Tourism All-A-Bama trains hotels across the state to be more inclusive for everyone

HUNTSVILLE, Ala. (WHNT) – For some people with autism spectrum disorders, traveling to a new place can be anxiety-provoking, especially for those with sensory sensitivities, being very aware of things like lights, crowds and noise or the unknown noises.

The nonprofit organization Tourism All-A-Bama is doing its best to reduce any travel anxiety by training hotels across the state to be more mindful of their neuro-diverse guests.

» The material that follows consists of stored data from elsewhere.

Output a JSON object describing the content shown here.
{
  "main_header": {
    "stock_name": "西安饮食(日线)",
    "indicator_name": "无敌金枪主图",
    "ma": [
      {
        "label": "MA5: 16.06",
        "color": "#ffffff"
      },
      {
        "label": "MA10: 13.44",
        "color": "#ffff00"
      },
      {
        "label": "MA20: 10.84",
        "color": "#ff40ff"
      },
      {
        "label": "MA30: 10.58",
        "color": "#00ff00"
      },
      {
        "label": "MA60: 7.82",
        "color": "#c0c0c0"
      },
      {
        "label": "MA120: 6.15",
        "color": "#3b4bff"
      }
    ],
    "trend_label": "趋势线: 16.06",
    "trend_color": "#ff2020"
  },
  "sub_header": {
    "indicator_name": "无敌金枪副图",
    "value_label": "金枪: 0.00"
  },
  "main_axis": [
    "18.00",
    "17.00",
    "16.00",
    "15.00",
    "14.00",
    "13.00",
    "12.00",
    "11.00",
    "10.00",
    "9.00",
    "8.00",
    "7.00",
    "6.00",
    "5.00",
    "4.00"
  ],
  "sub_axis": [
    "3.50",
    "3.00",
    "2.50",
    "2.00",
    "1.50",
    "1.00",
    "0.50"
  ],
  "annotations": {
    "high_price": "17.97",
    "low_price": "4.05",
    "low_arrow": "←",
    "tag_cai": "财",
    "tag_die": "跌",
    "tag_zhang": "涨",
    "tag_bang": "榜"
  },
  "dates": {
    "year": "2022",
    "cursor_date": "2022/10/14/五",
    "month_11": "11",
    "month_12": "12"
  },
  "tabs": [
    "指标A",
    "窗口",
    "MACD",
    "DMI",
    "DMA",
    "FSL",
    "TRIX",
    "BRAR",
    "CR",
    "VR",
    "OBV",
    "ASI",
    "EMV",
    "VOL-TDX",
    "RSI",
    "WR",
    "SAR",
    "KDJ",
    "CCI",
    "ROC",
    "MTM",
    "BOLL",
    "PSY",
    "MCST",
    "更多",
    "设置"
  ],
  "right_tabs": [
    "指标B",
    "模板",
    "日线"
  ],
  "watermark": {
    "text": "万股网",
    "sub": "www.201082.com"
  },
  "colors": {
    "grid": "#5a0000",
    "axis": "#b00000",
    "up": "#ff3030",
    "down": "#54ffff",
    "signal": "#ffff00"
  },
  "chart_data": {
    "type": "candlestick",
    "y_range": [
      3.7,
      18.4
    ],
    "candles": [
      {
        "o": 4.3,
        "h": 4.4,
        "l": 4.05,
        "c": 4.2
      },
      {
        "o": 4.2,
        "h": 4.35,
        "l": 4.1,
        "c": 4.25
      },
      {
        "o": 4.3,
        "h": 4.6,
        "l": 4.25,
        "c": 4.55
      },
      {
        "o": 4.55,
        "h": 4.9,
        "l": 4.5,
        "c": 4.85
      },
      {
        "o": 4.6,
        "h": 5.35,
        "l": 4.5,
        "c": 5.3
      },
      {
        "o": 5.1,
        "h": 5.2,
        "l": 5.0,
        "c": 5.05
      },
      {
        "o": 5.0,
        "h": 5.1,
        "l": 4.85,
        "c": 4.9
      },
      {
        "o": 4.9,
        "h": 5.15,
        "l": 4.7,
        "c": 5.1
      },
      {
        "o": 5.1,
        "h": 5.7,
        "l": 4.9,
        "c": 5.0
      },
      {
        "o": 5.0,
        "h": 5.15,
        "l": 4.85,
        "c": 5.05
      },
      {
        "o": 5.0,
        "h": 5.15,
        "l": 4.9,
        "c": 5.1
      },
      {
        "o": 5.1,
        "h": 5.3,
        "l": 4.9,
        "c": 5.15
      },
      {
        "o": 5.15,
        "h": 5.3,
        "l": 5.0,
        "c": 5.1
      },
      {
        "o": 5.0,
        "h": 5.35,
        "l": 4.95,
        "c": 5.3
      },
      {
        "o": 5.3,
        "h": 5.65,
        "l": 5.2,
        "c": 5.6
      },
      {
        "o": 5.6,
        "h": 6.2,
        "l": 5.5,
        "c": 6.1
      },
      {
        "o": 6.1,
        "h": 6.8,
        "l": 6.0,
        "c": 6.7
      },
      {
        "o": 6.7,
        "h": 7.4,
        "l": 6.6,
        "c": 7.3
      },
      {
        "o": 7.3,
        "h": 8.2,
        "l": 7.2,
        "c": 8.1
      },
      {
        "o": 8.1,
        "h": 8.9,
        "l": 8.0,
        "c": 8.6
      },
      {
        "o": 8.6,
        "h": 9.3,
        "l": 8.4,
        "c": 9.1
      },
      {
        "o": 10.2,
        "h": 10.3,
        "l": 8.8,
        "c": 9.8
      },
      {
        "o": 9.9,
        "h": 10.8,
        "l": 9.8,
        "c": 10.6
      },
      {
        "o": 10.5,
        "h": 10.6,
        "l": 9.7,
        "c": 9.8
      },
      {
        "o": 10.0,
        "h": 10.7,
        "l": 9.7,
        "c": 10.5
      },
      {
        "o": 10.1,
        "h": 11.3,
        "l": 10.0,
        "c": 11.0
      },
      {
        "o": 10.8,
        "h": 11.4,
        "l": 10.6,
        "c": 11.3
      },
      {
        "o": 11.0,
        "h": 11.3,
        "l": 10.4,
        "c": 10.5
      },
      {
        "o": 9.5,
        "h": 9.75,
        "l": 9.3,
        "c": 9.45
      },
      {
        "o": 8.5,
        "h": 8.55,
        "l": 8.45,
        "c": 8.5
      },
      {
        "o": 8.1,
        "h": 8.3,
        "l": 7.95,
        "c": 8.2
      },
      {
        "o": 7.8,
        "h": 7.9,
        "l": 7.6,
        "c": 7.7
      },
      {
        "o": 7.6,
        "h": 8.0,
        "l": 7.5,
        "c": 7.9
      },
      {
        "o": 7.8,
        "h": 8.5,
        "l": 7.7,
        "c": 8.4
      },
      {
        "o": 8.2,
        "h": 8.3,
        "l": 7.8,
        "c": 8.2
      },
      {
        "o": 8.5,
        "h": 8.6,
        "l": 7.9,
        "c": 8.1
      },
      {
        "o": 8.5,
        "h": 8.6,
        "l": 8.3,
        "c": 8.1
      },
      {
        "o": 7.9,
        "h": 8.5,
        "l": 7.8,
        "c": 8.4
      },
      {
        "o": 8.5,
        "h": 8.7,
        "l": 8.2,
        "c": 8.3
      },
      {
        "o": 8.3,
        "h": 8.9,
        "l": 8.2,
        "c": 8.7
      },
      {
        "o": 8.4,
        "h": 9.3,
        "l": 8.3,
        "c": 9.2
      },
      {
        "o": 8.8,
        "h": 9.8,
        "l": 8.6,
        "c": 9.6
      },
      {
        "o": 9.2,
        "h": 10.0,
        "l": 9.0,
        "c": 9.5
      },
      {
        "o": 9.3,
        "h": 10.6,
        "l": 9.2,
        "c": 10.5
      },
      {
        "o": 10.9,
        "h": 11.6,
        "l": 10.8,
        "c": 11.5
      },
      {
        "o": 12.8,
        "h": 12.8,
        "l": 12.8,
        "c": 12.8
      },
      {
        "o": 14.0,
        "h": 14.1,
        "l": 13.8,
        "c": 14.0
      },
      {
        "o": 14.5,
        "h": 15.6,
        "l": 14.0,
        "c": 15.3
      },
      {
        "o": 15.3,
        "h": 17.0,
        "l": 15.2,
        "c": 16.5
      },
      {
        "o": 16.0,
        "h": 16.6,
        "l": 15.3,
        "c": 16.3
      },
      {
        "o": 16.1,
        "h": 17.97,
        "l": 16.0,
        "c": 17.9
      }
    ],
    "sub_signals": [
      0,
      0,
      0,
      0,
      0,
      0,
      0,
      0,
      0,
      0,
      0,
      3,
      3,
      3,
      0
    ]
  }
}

“That’s what they want to make everyone feel welcome, and I think sensory sensitivities, autism, those were blind spots in the hospitality industry,” the hotel said. organizer Leslie Walker.

Walker is the engagement manager for United Cerebral Palsy in Huntsville, which operates Tourism All-A-Bama.

The program was born during the pandemic, after recognizing a trend in their families.

“We found that our families with developmental disabilities were becoming even more isolated and not travelling. The hotels were clearly empty because no one was traveling, so it was like “how can we marry these two groups of people together,” Walker said.

The Doubletree in South Huntsville is just one of more than 100 hotels trained by the program. Yedla is their management company. General Manager Ashlee Crosby said some basics of training include establishing certain behaviors and potential triggers, and how to prevent or deal with them.

“Not just the reception staff but the breakfast room, your cleaners. The staff are ready for their journey,” Crosby said.

One way is to ensure that neurodiverse customers are booked into a quieter room if possible, away from an elevator or ice machine. Crosby said his staff were on board as many had personal connections.

“We have several different employees here who have different family members who are autistic or have sensory issues, so that’s very important to us,” Crosby said.

The reception is also equipped with a sensory kit from the program, to be offered to their Tourism All-A-Bama customers when they check-in. The kits contain tools such as headphones, a weighted blanket, and pop-its that the guest can use to stay calm, in case triggers start to surface.

After the training is complete, Walker contacts the families in the program and asks them to try one of the hotels for a “practice” stay or use it on their next trip to another city in Alabama.

“We encourage them by paying a free night at one of these qualifying hotels. All they need to provide is their name, a date, where they want to go and a copy of their diagnosis,” Walker said. .

This is made possible by a grant from the Alabama Council on Developmental Disabilities, but the City of Huntsville has contributed additional funds to get more hotels formed in Rocket City.

One family that has used the DoubleTree is Courtney Stephens. She visited her son Christian, who has autism.

They visited Huntsville to see the Galaxy of Lights and wanted to try a place that was ready for Christian, which Courtney said wasn’t always apparent on their travels.

They travel often, as Courtney is a blogger.

“The hospitality industry just recognizes that the behaviors he has can be accommodated and accommodated, it makes my mother’s heart overflow,” Stephens said. “It’s important that our children feel like they matter, our neuro-diverse population feels like it matters at every stage of life.”